As second experiment, approximately same mass of industrially produced PLA pellets is put in the blender. The pellets have a diameter of around 4 to 5mm.
Although much smaller grains were initially in the container using the industrial granules as a starting point, this material was not really ground into finer dust than was the case with the single, large sphere. Some of the pellets appear as if no material at all had been removed from them.
In the blender, the particles collide with the rapidly rotating blade, with different forces acting on particles of different weights over different periods of time:
The particles are accelerated by the blade and the following applies: the lighter the object, the faster the different speeds of the blade tip and particle equalize. However, material can only be removed from a particle as long as the blade moves much faster than the object being hit, because only then does a high force act between the steel of the blade and the plastic surface of the particle.
Plastic is not ideally hard, which means that the particles initially deform slightly and thus compensate for the force effect. Only when this elastic deformation is no longer sufficient to compensate for the impacting force does plastic deformation occur and ultimately the desired cracks appear in the material.
A lot of material is removed from large particles, less from small ones, as they are accelerated almost immediately and with a lower force to the speed of the blade tip. There is even a minimum particle size or a minimum mass for the grains beyond which no further material can be removed by the blade.
Furthermore, grinding with a blender is a statistical process, because at what angle and at what speed the particles and the blade collide is ruled by chance. A particle with a given mass and diameter does not always have the same chip size cut off.
The fill level of the blender must not be too high, because the objects to be chopped must be able to fly around in the container so that the material to be crushed is constantly mixed well. For the same reason, too large objects should not be placed in the container. Friction occurs both when material is knocked off by the blade and when the particles collide with one another, converting kinetic energy into heat. After 2 minutes, the material warms up from an initial 13°C to over 35°C, so the blender must not be operated for too long at a time, as PLA begins to soften at around 40°C. Another reason not to run the blender for much longer than 2 minutes at a time is that the very small particles have a dampening effect on the collision of blade and particles. The efficiency of the grinding process therefore decreases as the time progresses.
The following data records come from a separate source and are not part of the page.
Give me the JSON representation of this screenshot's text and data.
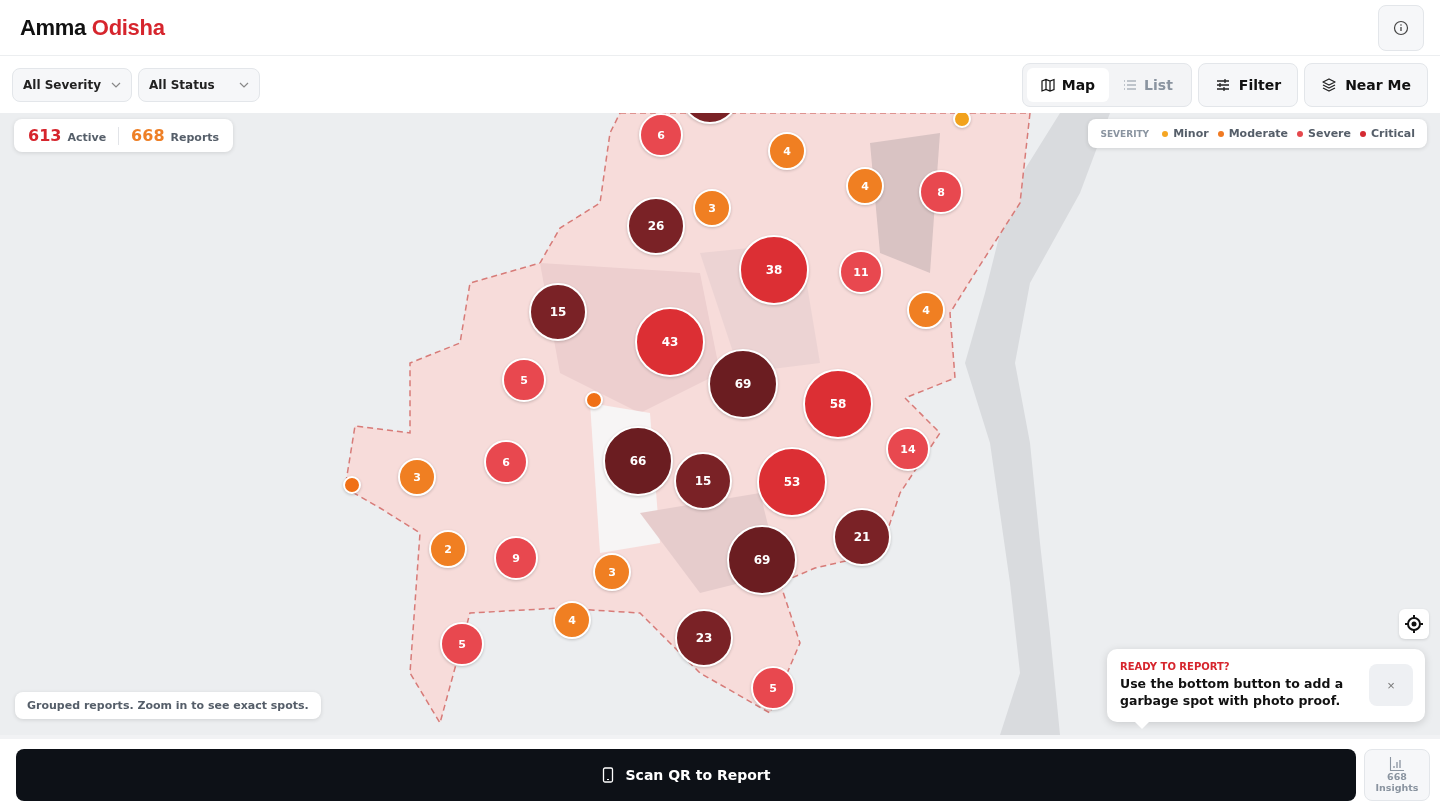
{
  "app": {
    "title_part1": "Amma",
    "title_part2": "Odisha"
  },
  "filters": [
    {
      "label": "All Severity"
    },
    {
      "label": "All Status"
    }
  ],
  "view_toggle": [
    {
      "label": "Map",
      "selected": true
    },
    {
      "label": "List",
      "selected": false
    }
  ],
  "actions": [
    {
      "label": "Filter",
      "kind": "filter"
    },
    {
      "label": "Near Me",
      "kind": "layers"
    }
  ],
  "stats": {
    "active_count": "613",
    "active_label": "Active",
    "reports_count": "668",
    "reports_label": "Reports"
  },
  "legend": {
    "title": "SEVERITY",
    "items": [
      {
        "label": "Minor",
        "color": "#f5a623"
      },
      {
        "label": "Moderate",
        "color": "#f07a22"
      },
      {
        "label": "Severe",
        "color": "#e5484d"
      },
      {
        "label": "Critical",
        "color": "#d42a32"
      }
    ]
  },
  "markers": [
    {
      "kind": "cluster",
      "color": "#7a2226"
    },
    {
      "count": "6",
      "color": "#e8484f"
    },
    {
      "count": "4",
      "color": "#f07f22"
    },
    {
      "kind": "dot",
      "color": "#f2a21c"
    },
    {
      "count": "4",
      "color": "#f07f22"
    },
    {
      "count": "8",
      "color": "#e8484f"
    },
    {
      "count": "3",
      "color": "#f07f22"
    },
    {
      "count": "26",
      "color": "#7a2226"
    },
    {
      "count": "38",
      "color": "#dc2f34"
    },
    {
      "count": "11",
      "color": "#e8484f"
    },
    {
      "count": "4",
      "color": "#f07f22"
    },
    {
      "count": "15",
      "color": "#7a2226"
    },
    {
      "count": "43",
      "color": "#dc2f34"
    },
    {
      "count": "5",
      "color": "#e8484f"
    },
    {
      "kind": "dot",
      "color": "#f07016"
    },
    {
      "count": "69",
      "color": "#6b1d21"
    },
    {
      "count": "58",
      "color": "#dc2f34"
    },
    {
      "count": "14",
      "color": "#e8484f"
    },
    {
      "count": "66",
      "color": "#6b1d21"
    },
    {
      "count": "15",
      "color": "#7a2226"
    },
    {
      "count": "53",
      "color": "#dc2f34"
    },
    {
      "count": "6",
      "color": "#e8484f"
    },
    {
      "count": "3",
      "color": "#f07f22"
    },
    {
      "kind": "dot",
      "color": "#f07016"
    },
    {
      "count": "21",
      "color": "#7a2226"
    },
    {
      "count": "2",
      "color": "#f07f22"
    },
    {
      "count": "9",
      "color": "#e8484f"
    },
    {
      "count": "69",
      "color": "#6b1d21"
    },
    {
      "count": "3",
      "color": "#f07f22"
    },
    {
      "count": "4",
      "color": "#f07f22"
    },
    {
      "count": "23",
      "color": "#7a2226"
    },
    {
      "count": "5",
      "color": "#e8484f"
    },
    {
      "count": "5",
      "color": "#e8484f"
    }
  ],
  "hint": "Grouped reports. Zoom in to see exact spots.",
  "tooltip": {
    "title": "READY TO REPORT?",
    "message": "Use the bottom button to add a garbage spot with photo proof.",
    "close": "×"
  },
  "bottom_bar": {
    "primary": "Scan QR to Report",
    "insights_count": "668",
    "insights_label": "Insights"
  }
}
A look at the contents of the blender shows that only the minor part of the material is smaller than the required 2mm. It is therefore important to separate the particles that are too large from the desired small particles and this can be done with a sieve:
I drilled 2mm holes in the bottom of the can. All particles that are too large go back into the blender. Additionally, more plastic scrap is added to the container. If small particles get between the blade and a larger object, these small parts will also be effectively smashed. Thus, having a few large pieces in the blender increases the efficiency of the grinding process.
A look at the sieved end product under the microscope shows that there are many grains with a diameter much smaller than 2mm. However, this is not a disadvantage, but rather a great advantage, because the extruder needs the raw material to be packed as densely as possible in order to function well:
The finer the extruder has to feed the plastic in order to be able to print fine structures, the smaller the hole for the extruder's screw conveyor and thus also the particles of the raw material have to be.
In addition to the material being ground, the grinder is also maltreated, so small metal chips can get into the end product. It can also be seen that the blender container becomes cloudy over time because material is ground away from the walls and thus also ends up in the final product.
Furthermore, there is also a bit of glue in my mountain of failed prints, which served as an adhesion agent to the print bed, and a little dust has also gotten in over the years.
You will therefore never be able to process recycled material with a 0.2mm nozzle, but good 3D prints can also be made with 0.5 or even 1.0mm nozzles.
It should also be noted that the very fine particles created in the blender stick almost everywhere due to electrostatic interaction. It is therefore advisable to take a certain amount of care when processing waste plastic, because you should not inhale the fine dust in excess - a sealed sieve makes sense.